Bearing Witness
There are 16 of us nestled in the sunlit alcove of the church. I look at the stranger sitting on a navy-blue cushion before me and wonder what she is thinking about. She smiles at me, and I smile back. We introduce ourselves and make small talk, as does everyone else and their adjacent stranger. The bell rings, and the room falls into silence.
We turn our gaze to Mike, the PI of the study. His voice is gentle and reassuring, like that of a breeze in the wind, and I find myself getting lost in his intense blue eyes. Then the instructions come: look into your partner’s eyes for the next few minutes.
My partner and I fidget and reposition ourselves on our increasingly stiff and uncomfortable cushions. Our eyes dart toward one another’s, then to the ground and to other objects in the room, then back again to our respective irises. Chocolate brown staring into forest blue. She smiles at me, and I smile back. It is clear we have never actually looked at anyone like this before. I imagine us as two strangers waltzing in a burning room.
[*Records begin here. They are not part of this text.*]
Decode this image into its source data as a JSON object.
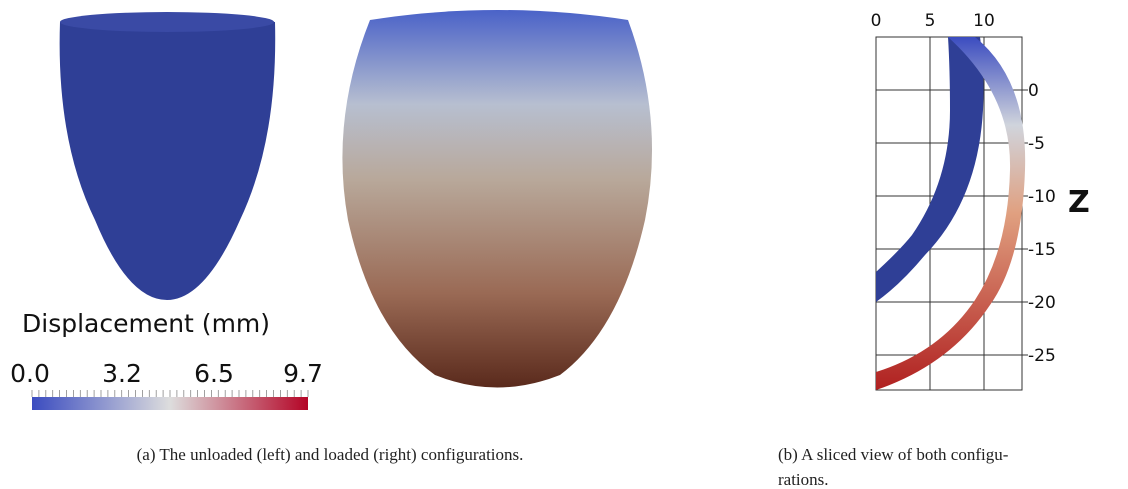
{
  "figure_a": {
    "colorbar": {
      "title": "Displacement (mm)",
      "tick_labels": [
        "0.0",
        "3.2",
        "6.5",
        "9.7"
      ]
    },
    "caption": "(a) The unloaded (left) and loaded (right) configurations."
  },
  "figure_b": {
    "xticks": [
      0,
      5,
      10
    ],
    "zticks": [
      0,
      -5,
      -10,
      -15,
      -20,
      -25
    ],
    "zlabel": "Z",
    "caption_lines": [
      "(b) A sliced view of both configu-",
      "rations."
    ]
  }
}
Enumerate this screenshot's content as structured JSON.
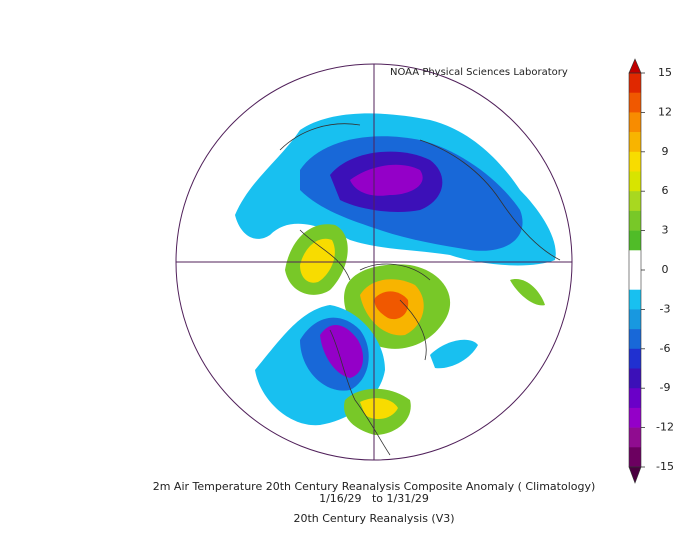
{
  "header": {
    "credit": "NOAA Physical Sciences Laboratory"
  },
  "colorbar": {
    "ticks": [
      15,
      12,
      9,
      6,
      3,
      0,
      -3,
      -6,
      -9,
      -12,
      -15
    ],
    "colors": [
      "#e02800",
      "#f05800",
      "#f88c00",
      "#f8b400",
      "#f8dc00",
      "#d8e400",
      "#a8d820",
      "#78c828",
      "#50bc28",
      "#ffffff",
      "#ffffff",
      "#18c0f0",
      "#1898e0",
      "#1868d8",
      "#2030d0",
      "#3c10b8",
      "#6a00c8",
      "#9400c8",
      "#900c90",
      "#6c0060"
    ],
    "over_color": "#c00000",
    "under_color": "#4a0040"
  },
  "footer": {
    "title": "2m Air Temperature 20th Century Reanalysis Composite Anomaly ( Climatology)",
    "dates": "1/16/29   to 1/31/29",
    "source": "20th Century Reanalysis (V3)"
  }
}
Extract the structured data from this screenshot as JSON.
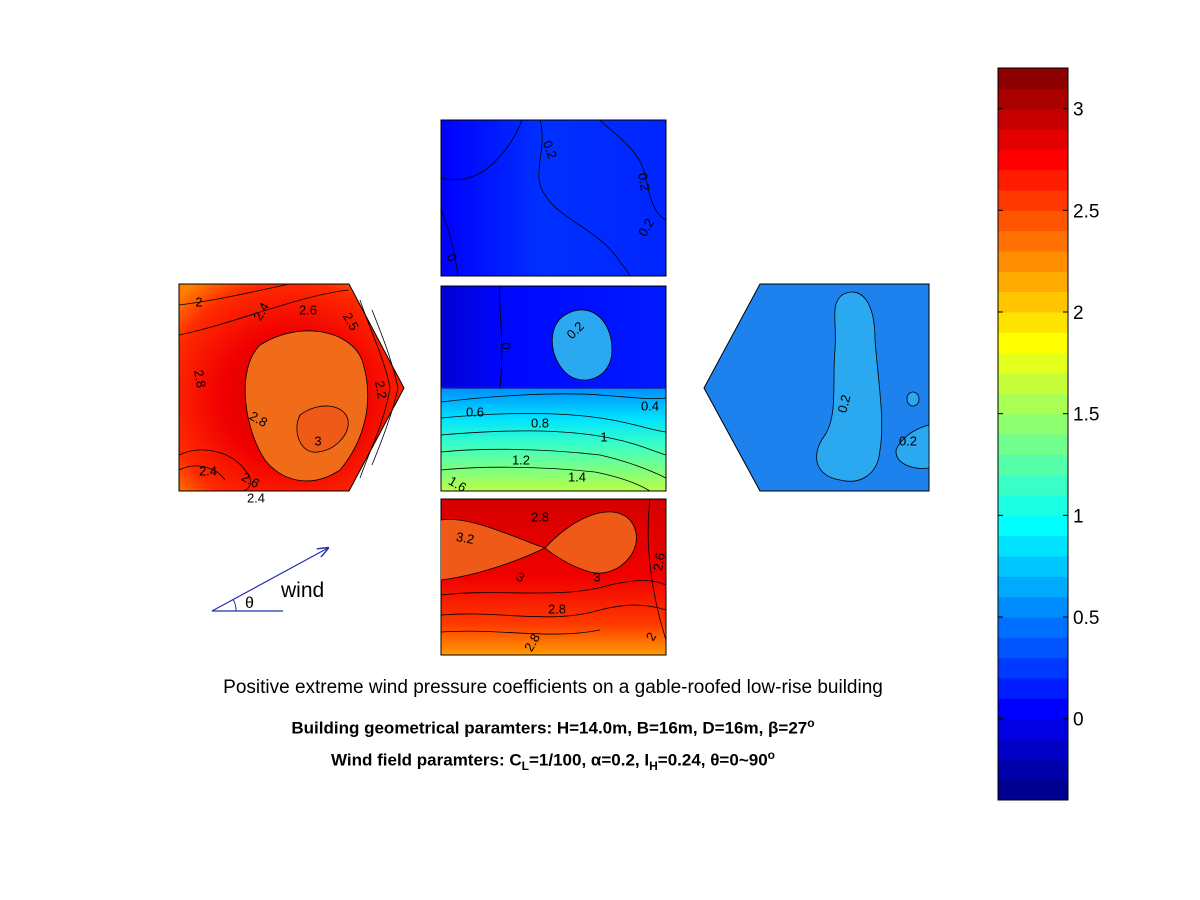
{
  "chart_data": {
    "type": "contour",
    "colorbar": {
      "min": -0.4,
      "max": 3.2,
      "ticks": [
        "0",
        "0.5",
        "1",
        "1.5",
        "2",
        "2.5",
        "3"
      ],
      "tick_values": [
        0,
        0.5,
        1,
        1.5,
        2,
        2.5,
        3
      ],
      "colormap": "jet",
      "levels": 36
    },
    "panels": [
      {
        "name": "upper-wall",
        "contour_labels": [
          {
            "text": "0.2",
            "value": 0.2
          },
          {
            "text": "0.2",
            "value": 0.2
          },
          {
            "text": "0.2",
            "value": 0.2
          },
          {
            "text": "0",
            "value": 0
          }
        ]
      },
      {
        "name": "left-gable-wall",
        "contour_labels": [
          {
            "text": "2",
            "value": 2
          },
          {
            "text": "2.4",
            "value": 2.4
          },
          {
            "text": "2.6",
            "value": 2.6
          },
          {
            "text": "2.5",
            "value": 2.5
          },
          {
            "text": "2.8",
            "value": 2.8
          },
          {
            "text": "2.8",
            "value": 2.8
          },
          {
            "text": "2.2",
            "value": 2.2
          },
          {
            "text": "3",
            "value": 3
          },
          {
            "text": "2.4",
            "value": 2.4
          },
          {
            "text": "2.6",
            "value": 2.6
          },
          {
            "text": "2.4",
            "value": 2.4
          }
        ]
      },
      {
        "name": "roof-leeward",
        "contour_labels": [
          {
            "text": "0",
            "value": 0
          },
          {
            "text": "0.2",
            "value": 0.2
          }
        ]
      },
      {
        "name": "roof-windward",
        "contour_labels": [
          {
            "text": "0.6",
            "value": 0.6
          },
          {
            "text": "0.8",
            "value": 0.8
          },
          {
            "text": "0.4",
            "value": 0.4
          },
          {
            "text": "1",
            "value": 1
          },
          {
            "text": "1.2",
            "value": 1.2
          },
          {
            "text": "1.4",
            "value": 1.4
          },
          {
            "text": "1.6",
            "value": 1.6
          }
        ]
      },
      {
        "name": "right-gable-wall",
        "contour_labels": [
          {
            "text": "0.2",
            "value": 0.2
          },
          {
            "text": "0.2",
            "value": 0.2
          }
        ]
      },
      {
        "name": "lower-wall",
        "contour_labels": [
          {
            "text": "3.2",
            "value": 3.2
          },
          {
            "text": "2.8",
            "value": 2.8
          },
          {
            "text": "3",
            "value": 3
          },
          {
            "text": "3",
            "value": 3
          },
          {
            "text": "2.8",
            "value": 2.8
          },
          {
            "text": "2.6",
            "value": 2.6
          },
          {
            "text": "2.8",
            "value": 2.8
          },
          {
            "text": "2",
            "value": 2
          }
        ]
      }
    ],
    "wind_label": "wind",
    "angle_symbol": "θ",
    "title": "Positive extreme wind pressure coefficients on a gable-roofed low-rise building",
    "geometry_line": {
      "text": "Building geometrical paramters: H=14.0m, B=16m, D=16m, β=27",
      "sup": "o"
    },
    "wind_line": {
      "p1": "Wind field paramters: C",
      "sub1": "L",
      "p2": "=1/100, α=0.2, I",
      "sub2": "H",
      "p3": "=0.24, θ=0~90",
      "sup": "o"
    }
  }
}
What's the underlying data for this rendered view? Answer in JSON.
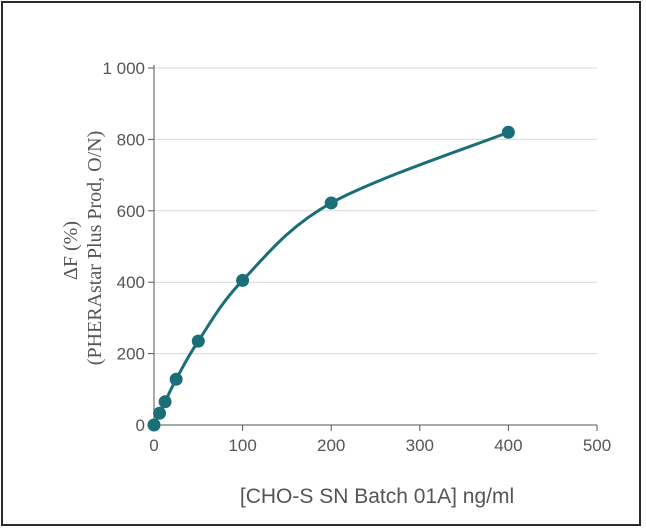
{
  "chart_data": {
    "type": "scatter",
    "title": "",
    "xlabel": "[CHO-S SN Batch 01A] ng/ml",
    "ylabel_line1": "ΔF (%)",
    "ylabel_line2": "(PHERAstar Plus Prod, O/N)",
    "xlim": [
      0,
      500
    ],
    "ylim": [
      0,
      1000
    ],
    "x_ticks": [
      0,
      100,
      200,
      300,
      400,
      500
    ],
    "y_ticks": [
      0,
      200,
      400,
      600,
      800,
      1000
    ],
    "x_tick_labels": [
      "0",
      "100",
      "200",
      "300",
      "400",
      "500"
    ],
    "y_tick_labels": [
      "0",
      "200",
      "400",
      "600",
      "800",
      "1 000"
    ],
    "grid": "horizontal",
    "series": [
      {
        "color": "#1a6e78",
        "x": [
          0,
          6.25,
          12.5,
          25,
          50,
          100,
          200,
          400
        ],
        "y": [
          0,
          33,
          65,
          128,
          235,
          405,
          622,
          820
        ],
        "fit_curve": true
      }
    ]
  }
}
A minute or two passes before the discomfort is overtaken by a growing sense of awe and openness. The longer I look at my partner, the more I see beyond the narrow horizon of her eyes. She is no longer just a stranger before me. She is a multitude of malleable identities and stories, a twisted thread of immutable pasts and yet-to-be-had futures, a long line of unfulfilled promises and unfulfilling heartbreaks, an unimaginable plane of N dimensions, an infinity no mathematician could ever tame, prove, or understand.
Searching for certainties is no longer an option on the vast plains of vulnerability. My eyes rest and release the desire to run. There is nowhere left to go or hide. What remains is the raw openness of experience, of bearing witness, of measuring moments not by the hands of the hour, but by the rapid echoes of our beating hearts.